China hat einen großen Staatssektor, die Zentralbank ist der Regierung unterstellt, und damit hat sie auch die Kontrolle über die Landeswährung, den Yuan. Zudem ist der Staat nicht im Ausland verschuldet. Mit den zugleich größten Devisenbeständen der Welt ist Chinas Führung nicht auf Geldgeber der internationalen Kapitalmärkte angewiesen. Doch mit dem Bau von unzähligen Flughäfen, Hochgeschwindigkeitsstrecken, Autobahnen und glitzernden Wolkenkratzern im ganzen Land hat die Staatsführung in den vergangenen fünf Jahren sehr viel Pulver verschossen.
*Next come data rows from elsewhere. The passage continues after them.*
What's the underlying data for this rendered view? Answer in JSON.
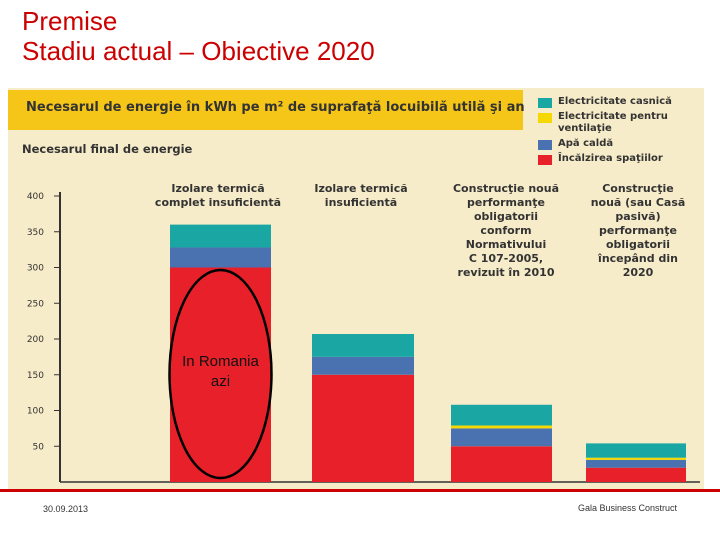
{
  "slide": {
    "title_line1": "Premise",
    "title_line2": "Stadiu actual – Obiective 2020"
  },
  "chart_data": {
    "type": "bar",
    "stacked": true,
    "title": "Necesarul de energie în kWh pe m² de suprafaţă locuibilă utilă şi an",
    "ylabel": "Necesarul final de energie",
    "ylim": [
      0,
      400
    ],
    "yticks": [
      50,
      100,
      150,
      200,
      250,
      300,
      350,
      400
    ],
    "categories": [
      [
        "Izolare termică",
        "complet insuficientă"
      ],
      [
        "Izolare termică",
        "insuficientă"
      ],
      [
        "Construcţie nouă",
        "performanţe",
        "obligatorii",
        "conform",
        "Normativului",
        "C 107-2005,",
        "revizuit în 2010"
      ],
      [
        "Construcţie",
        "nouă (sau Casă",
        "pasivă)",
        "performanţe",
        "obligatorii",
        "începând din",
        "2020"
      ]
    ],
    "series": [
      {
        "name": "Încălzirea spaţiilor",
        "color": "#e8202a",
        "values": [
          300,
          150,
          50,
          20
        ]
      },
      {
        "name": "Apă caldă",
        "color": "#4a72b0",
        "values": [
          28,
          25,
          25,
          11
        ]
      },
      {
        "name": "Electricitate pentru ventilaţie",
        "color": "#f5d800",
        "values": [
          0,
          0,
          4,
          3
        ]
      },
      {
        "name": "Electricitate casnică",
        "color": "#1aa7a4",
        "values": [
          32,
          32,
          29,
          20
        ]
      }
    ],
    "annotation": {
      "text_line1": "In Romania",
      "text_line2": "azi",
      "target_category": 0
    },
    "legend_position": "top-right",
    "grid": false
  },
  "legend": [
    {
      "label_line1": "Electricitate casnică",
      "label_line2": "",
      "color": "#1aa7a4"
    },
    {
      "label_line1": "Electricitate pentru",
      "label_line2": "ventilaţie",
      "color": "#f5d800"
    },
    {
      "label_line1": "Apă caldă",
      "label_line2": "",
      "color": "#4a72b0"
    },
    {
      "label_line1": "Încălzirea spaţiilor",
      "label_line2": "",
      "color": "#e8202a"
    }
  ],
  "footer": {
    "date": "30.09.2013",
    "company": "Gala Business Construct"
  }
}
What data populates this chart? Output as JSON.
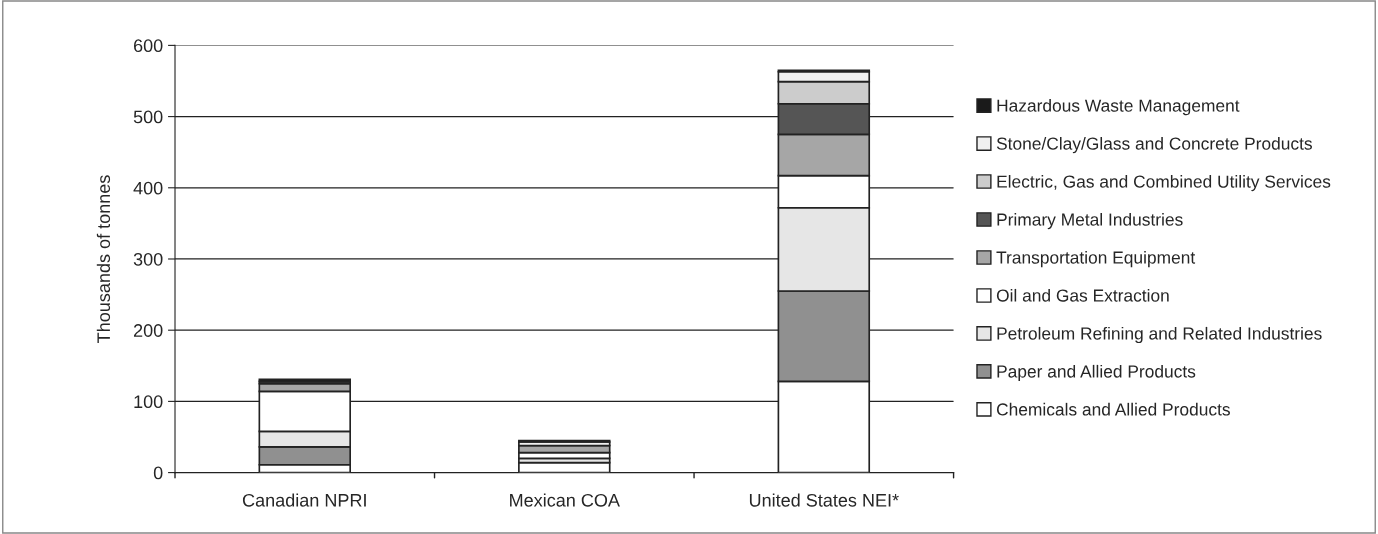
{
  "chart_data": {
    "type": "bar",
    "stacked": true,
    "ylabel": "Thousands of tonnes",
    "categories": [
      "Canadian NPRI",
      "Mexican COA",
      "United States NEI*"
    ],
    "series": [
      {
        "name": "Chemicals and Allied Products",
        "color": "#ffffff",
        "values": [
          11,
          14,
          128
        ]
      },
      {
        "name": "Paper and Allied Products",
        "color": "#909090",
        "values": [
          25,
          null,
          127
        ]
      },
      {
        "name": "Petroleum Refining and Related Industries",
        "color": "#e6e6e6",
        "values": [
          22,
          6,
          117
        ]
      },
      {
        "name": "Oil and Gas Extraction",
        "color": "#ffffff",
        "values": [
          56,
          8,
          45
        ]
      },
      {
        "name": "Transportation Equipment",
        "color": "#a6a6a6",
        "values": [
          11,
          10,
          58
        ]
      },
      {
        "name": "Primary Metal Industries",
        "color": "#555555",
        "values": [
          3,
          0,
          43
        ]
      },
      {
        "name": "Electric, Gas and Combined Utility Services",
        "color": "#cccccc",
        "values": [
          0,
          0,
          31
        ]
      },
      {
        "name": "Stone/Clay/Glass and Concrete Products",
        "color": "#f0f0f0",
        "values": [
          0,
          5,
          14
        ]
      },
      {
        "name": "Hazardous Waste Management",
        "color": "#1a1a1a",
        "values": [
          3,
          2,
          2
        ]
      }
    ],
    "ylim": [
      0,
      600
    ],
    "yticks": [
      0,
      100,
      200,
      300,
      400,
      500,
      600
    ],
    "grid": "y",
    "legend": "right"
  }
}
Das brachte zwar für einige Jahre die erwünschten zweistelligen Wachstumseffekte, allerdings auch hohe Schulden, vor allem bei den Provinz- und Lokalregierungen. Und auch viele Unternehmen haben es mit den Investitionen übertrieben. Die Gesamtschulden des Landes belaufen sich inzwischen auf über 290 Prozent der jährlichen Wirtschaftsleistung.

Kein positiver Effekt

Mit finanzpolitischen Mitteln versucht die Regierung derzeit erneut, die Konjunktur zu stützen. So ließ sie im August den Yuan kräftig abwerten, was chinesische Waren im Ausland billiger macht und die Ausfuhr ankurbeln soll. Ein positiver Effekt für die chinesische Exportwirtschaft ist aber bislang ausgeblieben. Zugleich hat sich mit der Abwertung der Abfluss von Kapital massiv beschleunigt. Zahlen der Zentralbank zufolge sind die Währungsreserven des Landes allein im August um rund 95 Milliarden US-Dollar geschrumpft.
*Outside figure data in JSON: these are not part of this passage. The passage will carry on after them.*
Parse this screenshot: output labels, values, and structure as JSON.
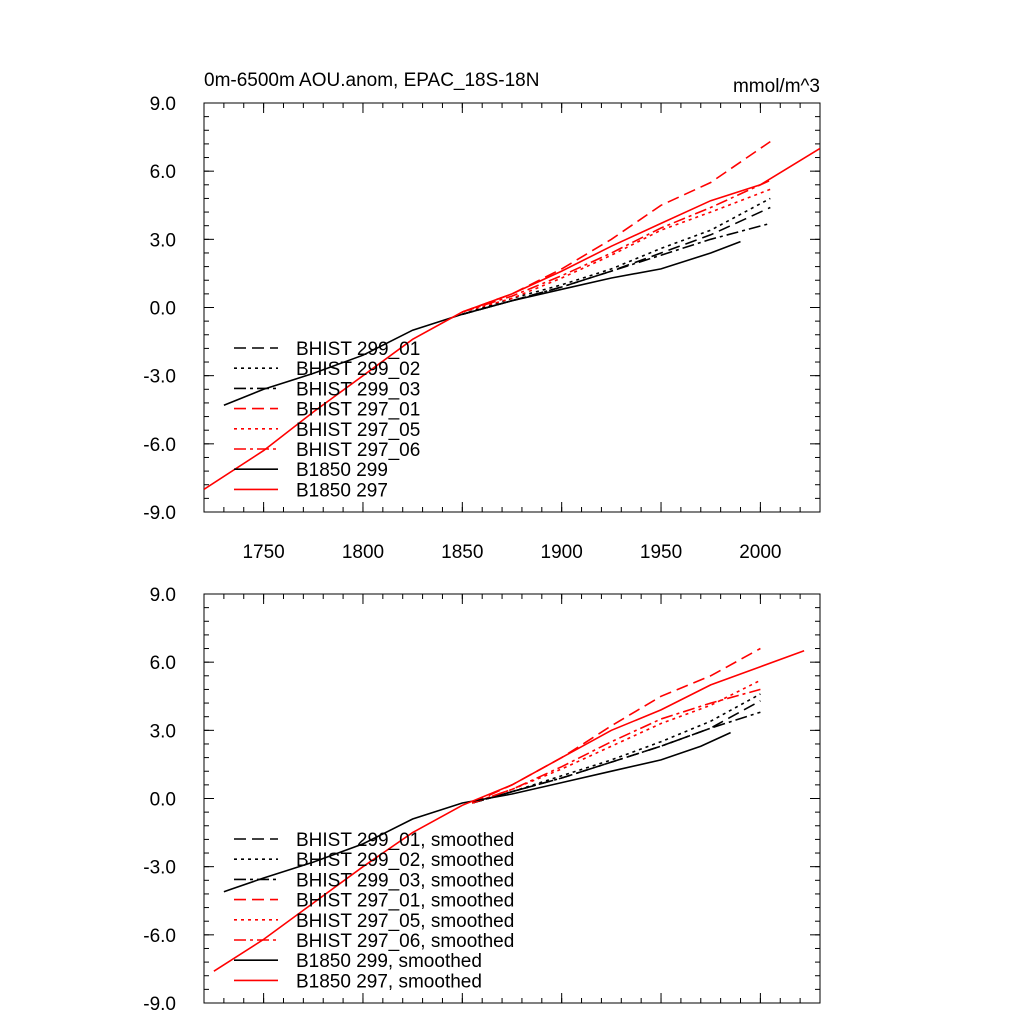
{
  "header": {
    "title": "0m-6500m AOU.anom, EPAC_18S-18N",
    "units": "mmol/m^3"
  },
  "colors": {
    "black": "#000000",
    "red": "#ff0000"
  },
  "chart_data": [
    {
      "type": "line",
      "panel": "top",
      "xlim": [
        1720,
        2030
      ],
      "ylim": [
        -9,
        9
      ],
      "xticks": [
        1750,
        1800,
        1850,
        1900,
        1950,
        2000
      ],
      "yticks": [
        -9,
        -6,
        -3,
        0,
        3,
        6,
        9
      ],
      "ytick_labels": [
        "-9.0",
        "-6.0",
        "-3.0",
        "0.0",
        "3.0",
        "6.0",
        "9.0"
      ],
      "xtick_labels": [
        "1750",
        "1800",
        "1850",
        "1900",
        "1950",
        "2000"
      ],
      "grid": false,
      "legend_placement": "left",
      "series": [
        {
          "name": "BHIST 299_01",
          "color": "#000000",
          "dash": "dash",
          "x": [
            1850,
            1875,
            1900,
            1925,
            1950,
            1975,
            2005
          ],
          "y": [
            -0.3,
            0.3,
            0.9,
            1.6,
            2.4,
            3.2,
            4.4
          ]
        },
        {
          "name": "BHIST 299_02",
          "color": "#000000",
          "dash": "dot",
          "x": [
            1850,
            1875,
            1900,
            1925,
            1950,
            1975,
            2005
          ],
          "y": [
            -0.3,
            0.4,
            1.0,
            1.7,
            2.6,
            3.4,
            4.8
          ]
        },
        {
          "name": "BHIST 299_03",
          "color": "#000000",
          "dash": "dashdot",
          "x": [
            1850,
            1875,
            1900,
            1925,
            1950,
            1975,
            2005
          ],
          "y": [
            -0.3,
            0.3,
            0.9,
            1.6,
            2.3,
            3.0,
            3.7
          ]
        },
        {
          "name": "BHIST 297_01",
          "color": "#ff0000",
          "dash": "dash",
          "x": [
            1850,
            1875,
            1900,
            1925,
            1950,
            1975,
            2005
          ],
          "y": [
            -0.2,
            0.6,
            1.7,
            3.0,
            4.5,
            5.5,
            7.3
          ]
        },
        {
          "name": "BHIST 297_05",
          "color": "#ff0000",
          "dash": "dot",
          "x": [
            1850,
            1875,
            1900,
            1925,
            1950,
            1975,
            2005
          ],
          "y": [
            -0.2,
            0.4,
            1.3,
            2.3,
            3.4,
            4.2,
            5.2
          ]
        },
        {
          "name": "BHIST 297_06",
          "color": "#ff0000",
          "dash": "dashdot",
          "x": [
            1850,
            1875,
            1900,
            1925,
            1950,
            1975,
            2005
          ],
          "y": [
            -0.2,
            0.5,
            1.4,
            2.4,
            3.5,
            4.4,
            5.6
          ]
        },
        {
          "name": "B1850 299",
          "color": "#000000",
          "dash": "solid",
          "x": [
            1730,
            1750,
            1775,
            1800,
            1825,
            1850,
            1875,
            1900,
            1925,
            1950,
            1975,
            1990
          ],
          "y": [
            -4.3,
            -3.6,
            -2.9,
            -2.1,
            -1.0,
            -0.3,
            0.3,
            0.8,
            1.3,
            1.7,
            2.4,
            2.9
          ]
        },
        {
          "name": "B1850 297",
          "color": "#ff0000",
          "dash": "solid",
          "x": [
            1720,
            1750,
            1775,
            1800,
            1825,
            1850,
            1875,
            1900,
            1925,
            1950,
            1975,
            2000,
            2030
          ],
          "y": [
            -8.0,
            -6.3,
            -4.6,
            -3.0,
            -1.4,
            -0.2,
            0.6,
            1.6,
            2.7,
            3.7,
            4.7,
            5.4,
            7.0
          ]
        }
      ]
    },
    {
      "type": "line",
      "panel": "bottom",
      "xlim": [
        1720,
        2030
      ],
      "ylim": [
        -9,
        9
      ],
      "xticks": [
        1750,
        1800,
        1850,
        1900,
        1950,
        2000
      ],
      "yticks": [
        -9,
        -6,
        -3,
        0,
        3,
        6,
        9
      ],
      "ytick_labels": [
        "-9.0",
        "-6.0",
        "-3.0",
        "0.0",
        "3.0",
        "6.0",
        "9.0"
      ],
      "grid": false,
      "legend_placement": "left",
      "series": [
        {
          "name": "BHIST 299_01, smoothed",
          "color": "#000000",
          "dash": "dash",
          "x": [
            1855,
            1875,
            1900,
            1925,
            1950,
            1975,
            2000
          ],
          "y": [
            -0.2,
            0.3,
            0.9,
            1.6,
            2.3,
            3.1,
            4.3
          ]
        },
        {
          "name": "BHIST 299_02, smoothed",
          "color": "#000000",
          "dash": "dot",
          "x": [
            1855,
            1875,
            1900,
            1925,
            1950,
            1975,
            2000
          ],
          "y": [
            -0.2,
            0.3,
            1.0,
            1.7,
            2.5,
            3.4,
            4.6
          ]
        },
        {
          "name": "BHIST 299_03, smoothed",
          "color": "#000000",
          "dash": "dashdot",
          "x": [
            1855,
            1875,
            1900,
            1925,
            1950,
            1975,
            2000
          ],
          "y": [
            -0.2,
            0.3,
            0.9,
            1.6,
            2.3,
            3.1,
            3.8
          ]
        },
        {
          "name": "BHIST 297_01, smoothed",
          "color": "#ff0000",
          "dash": "dash",
          "x": [
            1855,
            1875,
            1900,
            1925,
            1950,
            1975,
            2000
          ],
          "y": [
            -0.2,
            0.6,
            1.8,
            3.2,
            4.5,
            5.4,
            6.6
          ]
        },
        {
          "name": "BHIST 297_05, smoothed",
          "color": "#ff0000",
          "dash": "dot",
          "x": [
            1855,
            1875,
            1900,
            1925,
            1950,
            1975,
            2000
          ],
          "y": [
            -0.2,
            0.4,
            1.3,
            2.3,
            3.3,
            4.1,
            5.2
          ]
        },
        {
          "name": "BHIST 297_06, smoothed",
          "color": "#ff0000",
          "dash": "dashdot",
          "x": [
            1855,
            1875,
            1900,
            1925,
            1950,
            1975,
            2000
          ],
          "y": [
            -0.2,
            0.4,
            1.4,
            2.5,
            3.5,
            4.2,
            4.8
          ]
        },
        {
          "name": "B1850 299, smoothed",
          "color": "#000000",
          "dash": "solid",
          "x": [
            1730,
            1750,
            1775,
            1800,
            1825,
            1850,
            1875,
            1900,
            1925,
            1950,
            1970,
            1985
          ],
          "y": [
            -4.1,
            -3.5,
            -2.8,
            -2.0,
            -0.9,
            -0.2,
            0.2,
            0.7,
            1.2,
            1.7,
            2.3,
            2.9
          ]
        },
        {
          "name": "B1850 297, smoothed",
          "color": "#ff0000",
          "dash": "solid",
          "x": [
            1725,
            1750,
            1775,
            1800,
            1825,
            1850,
            1875,
            1900,
            1925,
            1950,
            1975,
            2000,
            2022
          ],
          "y": [
            -7.6,
            -6.2,
            -4.6,
            -3.0,
            -1.5,
            -0.3,
            0.6,
            1.8,
            3.0,
            3.9,
            5.0,
            5.8,
            6.5
          ]
        }
      ]
    }
  ]
}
Und trotzdem teilt der ebenfalls in Dalian anwesende Gründer des Weltwirtschaftsforums, Klaus Schwab, den Optimismus des chinesischen Premiers. „Ich habe China schon viele Male vor scheinbar unüberwindbaren Aufgaben gesehen“, sagte der Wirtschaftsprofessor. Und trotzdem hätten die Verantwortlichen die Nerven behalten und an ihrer Vision eines prosperierenden China festgehalten. Schwab ist sich sicher: Auch dieses Mal werde es den Chinesen gelingen, ihre Probleme zu lösen.

AUF EINEN BLICK

China ist fast im Krisenmodus. Die Regierung stemmt sich auch beim östlichen Weltwirtschaftsforum gegen eine mögliche Wirtschaftskrise. Derzeit scheint das schlecht zu funktionieren. Aber noch ist nicht aller Tage Abend: China verfügt trotz immer schlechterer Wirtschaftsdaten weiterhin über Möglichkeiten, etwa in Form der größten Währungsreserven. Auch ist das Riesenreich im Ausland nicht verschuldet – ganz im Gegensatz zum Westen.